Hanzell's Bob Sessions dies at 82
Bob Sessions, the longtime head of Hanzell Vineyards and one of Sonoma’s most influential winemakers, died Tuesday following a long battle with Alzheimer’s. He was 82.
As Hanzell’s head winemaker from 1973 to 2002, Sessions was highly respected for his quiet, patient and methodical winemaking style. He is survived by his wife, Jean Arnold Sessions; his children, Benjamin and Sarah; his brother and sister-in-law, Tom and Darlene Sessions; his sister-in-law, Lyn Sessions; and his grandchildren, Joshua and Joseph. Sessions was preceded in death by his longtime wife and partner, Molly Cross Sessions.
Originally from Southern California, Sessions attended UC Berkeley where he studied English literature. During a summer abroad, he traveled through France and Brussels, where he gained his first exposure to fine wines and winemaking.

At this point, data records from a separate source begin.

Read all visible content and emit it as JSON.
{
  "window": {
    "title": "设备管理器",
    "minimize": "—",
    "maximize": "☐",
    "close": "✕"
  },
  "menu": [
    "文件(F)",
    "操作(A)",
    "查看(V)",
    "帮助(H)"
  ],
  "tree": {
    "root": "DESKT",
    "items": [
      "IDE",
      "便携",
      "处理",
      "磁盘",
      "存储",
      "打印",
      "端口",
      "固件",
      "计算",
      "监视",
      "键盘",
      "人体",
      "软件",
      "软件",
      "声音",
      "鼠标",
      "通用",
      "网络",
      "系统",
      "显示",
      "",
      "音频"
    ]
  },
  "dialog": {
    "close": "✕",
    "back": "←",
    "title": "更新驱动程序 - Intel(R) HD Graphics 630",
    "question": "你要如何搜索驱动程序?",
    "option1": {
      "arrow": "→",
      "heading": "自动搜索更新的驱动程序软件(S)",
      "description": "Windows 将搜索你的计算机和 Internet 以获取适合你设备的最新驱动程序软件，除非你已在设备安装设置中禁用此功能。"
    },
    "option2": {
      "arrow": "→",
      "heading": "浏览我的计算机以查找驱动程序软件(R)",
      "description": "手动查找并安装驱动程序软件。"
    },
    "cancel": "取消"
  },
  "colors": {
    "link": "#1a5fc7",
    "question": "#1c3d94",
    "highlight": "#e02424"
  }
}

After graduating in 1957 – the same year Hanzell Vineyards was founded – Sessions took a winemaking position at Mayacamas Vineyards in Napa Valley. He later worked for Souverain Cellars (now Rutherford Hill Winery) and then at Stag’s Leap Wine Cellars before a friend and colleague, Brad Webb, asked him to interview at Hanzell.
He got the job – and kept it for nearly three decades.
Even after his tenure ended, Sessions kept the title of winemaker emeritus at Hanzell, and his condition – though diagnosed in 2003 – was not widely known until Jean Arnold Sessions began to discuss it publicly in late 2012 and early 2013. In a Facebook post around that time, she wrote, “My dearest husband, Bob, has dementia probably leading to Alzheimer’s disease. So we moved to our new pied-à-terre in assisted living on New Year’s Eve. It is in Sonoma and I say ‘our’ room but I still live at home.”
That was the point at which Sessions “forgot about wine” due to his dementia, according to his wife in a recent interview with the Wall Street Journal. He was succeeded at the winery by Michael McNeill, who said in the same article that Hanzell had “a heritage that needed to be safeguarded.”
Founded by Ambassador James Zellerbach, the storied winery at the end of Lomita Avenue today produces about 8,000 cases a year of some of Sonoma Valley’s most sought-after chardonnays and pinot noirs. Hanzell is noted for its consistency and quality, and according to Wine Spectator, Session’s “pinots were well structured, firmly tannic and built to age. The chardonnays likewise were bold, deeply nuanced and rewarded time in the cellar.”
According to the winery’s website, “Sessions’ wines live on in the Hanzell library as a marvel of tradition, rigor and artful taste. Very few winemakers in the world have achieved such singular vision and left as astonishing a legacy of quality and longevity.” Jean Arnold Sessions is currently the winery’s president.
In a statement released Thursday, the winery gave examples of Sessions’ methods and the benefits they have brought to Hanzell: “His steadfast commitment to St. George rootstock has kept the estate safe from phylloxera, and his deep belief in rigorous pruning, vine by vine, has kept the quality of fruit at the highest level on the estate.”
A public celebration of Sessions’ life will take place sometime in June, with details to be announced. Donations in his name may be made to Pets Lifeline, 19686 Eighth St. E., Sonoma, CA 95476, or to the Sebastiani Theatre Foundation, P.O. Box 874, Sonoma, CA 95476.